Romans 12:2 says, "Do not conform any longer to the pattern of this world, but be transformed by the renewing of your mind. Then you will be able to test and approve what God's will is-his good, perfect, and pleasing will." This truth that God spoke to me coincided with a recent Bible study I had been doing in the book of Daniel. With God, there are no coincidences, He's planned it all, and I have no doubt that he was speaking directly to me, convicting me of some poor choices. My choices do not always reflect that of a follower of Christ. I am human, and I am a sinner. However, reading Romans 12:2, and studying Daniel together were clear instructions from God that I needed to do something about my choices. Daniel was strong enough in his faith and his trust in God, that he did not conform to the patterns of the indulgent world of Babylon, where he was forced to live. Even with the fear of death, Daniel honored God's commands to him, before he worried about what anyone else would say or do to him. He knew that in his obedience, God would protect him. Daniel stood out in his day for living a life of integrity, standing firm in his beliefs, and God used him for great things. That is what I hope to do as well.

My eyes have been opened to the patterns of this world. I've begun recognizing how our materialism has affected our incessant need for more, never ever satisfying our desires. Living selfishly, pursuing our own interests which might not be in the best interests of our children and husbands/wives are a common pattern of this world. After all, we are in an era of entitlement, and goll darn, "I deserve to be happy." The constant disrespect for men, mainly husbands, in the media has given many women permission to do the same in their homes. We are reaping what we've sown, for sure, in this department. However, disprespecting our men has become a comman pattern of this world we live in. Divorce is at an all time high. Our speech; sarcasm, crude language, sexual inuendo and gossip have become acceptable in our culture. Chalk it up to our false sense of freedom of speech, regardless of who we hurt in the process. The television shows I choose to watch, the music I chose to listen and dance to, and the people I choose to associate with all affect what is going on inside my heart and mind. And if our hearts truly are "the wellspring of life," as Proverbs 4:23 tells us, then the outflow of our hearts is only as good as what we choose to fill it with.

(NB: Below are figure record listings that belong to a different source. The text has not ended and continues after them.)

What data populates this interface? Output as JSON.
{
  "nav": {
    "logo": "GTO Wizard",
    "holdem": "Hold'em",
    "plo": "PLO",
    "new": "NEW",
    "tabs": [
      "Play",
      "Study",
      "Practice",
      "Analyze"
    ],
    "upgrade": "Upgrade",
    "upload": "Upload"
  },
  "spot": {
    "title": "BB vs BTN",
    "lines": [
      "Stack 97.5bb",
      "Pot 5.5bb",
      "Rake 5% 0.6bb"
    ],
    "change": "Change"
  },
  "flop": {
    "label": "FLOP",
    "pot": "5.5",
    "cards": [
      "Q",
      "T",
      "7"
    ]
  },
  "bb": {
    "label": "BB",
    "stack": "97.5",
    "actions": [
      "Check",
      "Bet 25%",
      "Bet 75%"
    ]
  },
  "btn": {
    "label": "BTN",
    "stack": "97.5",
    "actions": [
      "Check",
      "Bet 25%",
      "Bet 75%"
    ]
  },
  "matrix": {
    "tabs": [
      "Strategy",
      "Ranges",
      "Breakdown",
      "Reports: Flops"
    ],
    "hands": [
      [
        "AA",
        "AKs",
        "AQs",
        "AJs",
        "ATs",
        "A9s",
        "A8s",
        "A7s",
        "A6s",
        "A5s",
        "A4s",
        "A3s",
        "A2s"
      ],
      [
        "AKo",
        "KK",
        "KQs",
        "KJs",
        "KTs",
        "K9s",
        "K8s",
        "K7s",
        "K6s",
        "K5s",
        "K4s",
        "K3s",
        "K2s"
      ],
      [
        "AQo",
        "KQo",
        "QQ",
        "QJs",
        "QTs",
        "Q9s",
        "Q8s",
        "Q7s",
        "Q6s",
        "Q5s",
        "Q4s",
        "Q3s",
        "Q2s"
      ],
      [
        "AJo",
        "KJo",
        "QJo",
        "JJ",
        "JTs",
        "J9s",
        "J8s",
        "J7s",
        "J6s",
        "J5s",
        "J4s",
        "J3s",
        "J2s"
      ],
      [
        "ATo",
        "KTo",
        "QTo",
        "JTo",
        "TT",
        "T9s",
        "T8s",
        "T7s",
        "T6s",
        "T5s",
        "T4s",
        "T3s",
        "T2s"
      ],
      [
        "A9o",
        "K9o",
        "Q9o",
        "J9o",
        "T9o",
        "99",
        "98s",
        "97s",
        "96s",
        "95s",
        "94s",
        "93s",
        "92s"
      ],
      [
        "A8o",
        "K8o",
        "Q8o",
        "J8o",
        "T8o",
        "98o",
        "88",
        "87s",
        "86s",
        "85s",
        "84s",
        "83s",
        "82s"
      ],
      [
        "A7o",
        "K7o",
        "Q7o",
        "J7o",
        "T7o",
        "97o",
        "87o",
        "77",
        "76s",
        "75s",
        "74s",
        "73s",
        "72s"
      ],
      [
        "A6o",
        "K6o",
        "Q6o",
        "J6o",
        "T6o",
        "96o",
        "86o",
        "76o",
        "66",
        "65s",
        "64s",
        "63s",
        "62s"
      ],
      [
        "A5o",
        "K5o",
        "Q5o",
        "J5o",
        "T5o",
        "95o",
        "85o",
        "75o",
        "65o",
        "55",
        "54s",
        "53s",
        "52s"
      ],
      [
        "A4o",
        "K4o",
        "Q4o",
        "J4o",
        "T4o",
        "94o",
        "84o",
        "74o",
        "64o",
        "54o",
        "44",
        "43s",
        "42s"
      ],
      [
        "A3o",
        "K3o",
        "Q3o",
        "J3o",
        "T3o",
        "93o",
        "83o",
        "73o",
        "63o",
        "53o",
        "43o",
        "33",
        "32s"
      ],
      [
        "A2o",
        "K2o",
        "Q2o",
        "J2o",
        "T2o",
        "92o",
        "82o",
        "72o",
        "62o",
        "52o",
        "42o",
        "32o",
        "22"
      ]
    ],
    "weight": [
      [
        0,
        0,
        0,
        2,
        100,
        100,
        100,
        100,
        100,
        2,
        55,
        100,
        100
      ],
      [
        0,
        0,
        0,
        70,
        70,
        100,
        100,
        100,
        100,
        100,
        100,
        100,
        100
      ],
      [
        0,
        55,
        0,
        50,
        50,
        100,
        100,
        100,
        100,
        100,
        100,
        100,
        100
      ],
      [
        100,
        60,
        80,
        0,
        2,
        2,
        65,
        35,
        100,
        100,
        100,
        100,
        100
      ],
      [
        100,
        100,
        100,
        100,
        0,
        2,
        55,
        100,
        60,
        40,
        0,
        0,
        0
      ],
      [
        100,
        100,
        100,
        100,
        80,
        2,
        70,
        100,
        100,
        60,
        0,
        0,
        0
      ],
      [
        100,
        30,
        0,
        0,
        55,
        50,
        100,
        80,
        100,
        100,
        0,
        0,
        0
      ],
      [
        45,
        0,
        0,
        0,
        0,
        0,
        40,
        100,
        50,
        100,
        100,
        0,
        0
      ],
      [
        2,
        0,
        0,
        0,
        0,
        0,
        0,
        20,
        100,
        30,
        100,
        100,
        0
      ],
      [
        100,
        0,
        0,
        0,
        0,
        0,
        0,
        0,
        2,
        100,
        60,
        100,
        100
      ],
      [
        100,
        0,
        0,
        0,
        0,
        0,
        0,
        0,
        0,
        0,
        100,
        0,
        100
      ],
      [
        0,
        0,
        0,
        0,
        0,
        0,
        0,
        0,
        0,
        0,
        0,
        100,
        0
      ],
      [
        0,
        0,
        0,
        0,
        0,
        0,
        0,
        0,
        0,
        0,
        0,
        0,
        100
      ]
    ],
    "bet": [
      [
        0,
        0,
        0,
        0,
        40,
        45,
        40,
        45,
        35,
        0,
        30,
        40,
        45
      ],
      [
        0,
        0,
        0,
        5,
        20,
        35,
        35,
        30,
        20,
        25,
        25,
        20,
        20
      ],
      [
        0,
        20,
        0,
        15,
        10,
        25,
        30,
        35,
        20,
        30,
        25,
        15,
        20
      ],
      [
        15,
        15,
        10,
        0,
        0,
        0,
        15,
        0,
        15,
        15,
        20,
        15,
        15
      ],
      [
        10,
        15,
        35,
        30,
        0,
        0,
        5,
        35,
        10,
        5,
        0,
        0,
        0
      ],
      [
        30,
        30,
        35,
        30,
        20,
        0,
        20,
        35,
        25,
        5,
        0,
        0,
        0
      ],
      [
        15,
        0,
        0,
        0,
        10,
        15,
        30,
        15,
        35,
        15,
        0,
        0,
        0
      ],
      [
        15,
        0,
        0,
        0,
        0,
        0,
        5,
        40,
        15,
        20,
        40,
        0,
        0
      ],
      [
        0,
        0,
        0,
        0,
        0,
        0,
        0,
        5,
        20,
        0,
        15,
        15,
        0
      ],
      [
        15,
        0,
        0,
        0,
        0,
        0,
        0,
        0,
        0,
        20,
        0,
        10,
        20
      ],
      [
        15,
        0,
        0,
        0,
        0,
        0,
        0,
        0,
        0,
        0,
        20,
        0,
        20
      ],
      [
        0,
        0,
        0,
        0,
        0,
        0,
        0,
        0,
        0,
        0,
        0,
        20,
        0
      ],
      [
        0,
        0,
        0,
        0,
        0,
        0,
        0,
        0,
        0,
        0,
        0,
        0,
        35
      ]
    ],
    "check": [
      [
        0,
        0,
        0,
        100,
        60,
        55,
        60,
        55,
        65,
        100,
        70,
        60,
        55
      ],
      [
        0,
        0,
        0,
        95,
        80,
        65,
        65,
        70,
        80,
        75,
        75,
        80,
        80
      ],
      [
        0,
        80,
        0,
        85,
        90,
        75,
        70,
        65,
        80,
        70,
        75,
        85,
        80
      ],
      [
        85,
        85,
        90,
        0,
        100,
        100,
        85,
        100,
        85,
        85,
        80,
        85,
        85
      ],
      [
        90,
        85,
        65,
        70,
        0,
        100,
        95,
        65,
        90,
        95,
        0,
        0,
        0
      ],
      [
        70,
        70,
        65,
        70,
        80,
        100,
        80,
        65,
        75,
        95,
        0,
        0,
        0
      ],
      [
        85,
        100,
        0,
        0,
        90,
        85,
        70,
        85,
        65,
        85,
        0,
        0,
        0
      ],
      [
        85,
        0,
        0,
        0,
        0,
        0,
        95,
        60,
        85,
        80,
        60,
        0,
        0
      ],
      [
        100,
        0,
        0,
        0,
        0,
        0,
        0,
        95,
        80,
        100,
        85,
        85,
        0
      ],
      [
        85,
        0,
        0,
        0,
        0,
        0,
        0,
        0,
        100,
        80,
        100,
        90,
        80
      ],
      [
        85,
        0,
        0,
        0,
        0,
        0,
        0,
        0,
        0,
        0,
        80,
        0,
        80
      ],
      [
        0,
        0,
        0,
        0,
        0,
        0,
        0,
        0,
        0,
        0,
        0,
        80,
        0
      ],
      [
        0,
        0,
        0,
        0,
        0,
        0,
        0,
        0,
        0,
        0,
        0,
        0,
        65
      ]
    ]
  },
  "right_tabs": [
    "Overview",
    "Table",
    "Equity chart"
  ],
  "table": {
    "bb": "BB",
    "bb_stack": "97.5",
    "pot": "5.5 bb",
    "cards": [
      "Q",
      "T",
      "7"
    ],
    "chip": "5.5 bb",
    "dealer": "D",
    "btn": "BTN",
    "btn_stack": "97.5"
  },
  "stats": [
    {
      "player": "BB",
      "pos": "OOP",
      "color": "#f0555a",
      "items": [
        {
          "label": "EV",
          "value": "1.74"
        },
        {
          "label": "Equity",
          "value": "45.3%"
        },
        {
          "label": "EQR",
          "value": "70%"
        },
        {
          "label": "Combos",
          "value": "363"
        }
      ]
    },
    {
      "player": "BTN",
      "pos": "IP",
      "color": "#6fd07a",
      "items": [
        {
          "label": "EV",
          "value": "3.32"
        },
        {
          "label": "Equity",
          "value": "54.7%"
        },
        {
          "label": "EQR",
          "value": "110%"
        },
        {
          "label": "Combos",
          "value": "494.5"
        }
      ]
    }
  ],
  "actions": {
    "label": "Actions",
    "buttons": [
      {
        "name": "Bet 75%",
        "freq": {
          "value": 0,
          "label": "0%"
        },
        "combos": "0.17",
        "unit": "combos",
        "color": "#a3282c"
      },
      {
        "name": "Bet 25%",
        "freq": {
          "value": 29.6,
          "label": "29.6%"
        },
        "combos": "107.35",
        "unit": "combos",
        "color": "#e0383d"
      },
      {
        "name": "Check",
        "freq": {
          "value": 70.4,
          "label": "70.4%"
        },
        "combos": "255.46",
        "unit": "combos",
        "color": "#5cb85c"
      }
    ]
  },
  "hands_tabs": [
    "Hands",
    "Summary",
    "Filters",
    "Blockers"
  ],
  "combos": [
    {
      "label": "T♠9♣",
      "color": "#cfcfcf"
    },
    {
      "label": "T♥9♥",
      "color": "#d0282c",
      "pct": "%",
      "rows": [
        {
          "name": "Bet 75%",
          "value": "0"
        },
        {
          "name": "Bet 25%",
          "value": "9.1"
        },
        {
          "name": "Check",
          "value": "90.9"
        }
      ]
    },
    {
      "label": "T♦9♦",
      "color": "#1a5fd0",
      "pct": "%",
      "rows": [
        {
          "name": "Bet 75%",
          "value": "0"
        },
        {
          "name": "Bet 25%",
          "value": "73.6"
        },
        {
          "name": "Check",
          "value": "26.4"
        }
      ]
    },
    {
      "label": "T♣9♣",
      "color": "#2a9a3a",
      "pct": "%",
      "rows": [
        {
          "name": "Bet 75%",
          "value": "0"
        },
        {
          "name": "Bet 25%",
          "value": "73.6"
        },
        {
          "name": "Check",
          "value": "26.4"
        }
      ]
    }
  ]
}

The patterns of this world are what have brought our country to a current state of depression financially and emotionally. People have placed their trust in the things of this world to make them happy, or to provide fulfillment. Time and time again, the things of this world (money, success, material possessions, drugs and alcohol, etc.) bring only temporary gratification, and long term lack of fulfillment. Placing our trust in the Lord Jesus Christ, and our lives in His hands, is the only true source of unending joy. Only He is able to provide that "perfect peace," that Isaiah 26:3 speaks of. This perfect peace is what we all seem to be searching for, yet we have been searching in the wrong places. Isaiah 26:3 says, "You will keep in perfect peace him whose mind is steadfast, because he trusts in you." God will not keep us in perfect peace him who trusts in the stock market, or our jobs, or the economy, or our earthly possessions, or our husbands. Only those of us who chose to place our trust in God will be blessed with perfect peace. Perfect peace does not necessarily mean free from strife and hardship. No one is free from experiencing strife and hardship. However, when we allow him access to our hearts fully, He promises to bring us peace.

I am chosing not to be lured away from living my faith by the enemy who reminds me that I might not be accepted by my peers if I speak too loudly. Previously, my insecurities, and the fear of not fitting in would have kept me from sharing publicly my struggles and victories in Christ. I am a different person now, and I'm choosing to STAND OUT, and stand up for my belief in Jesus Christ as my savior. I am willing to walk in obedience, even when that means chosing the road less travelled by my peers. And, I am ok with hearing whispers of, "she must be crazy!" Or, "she's lost her mind!" ;) I embrace the label "Jesus Freak" wholeheartedly!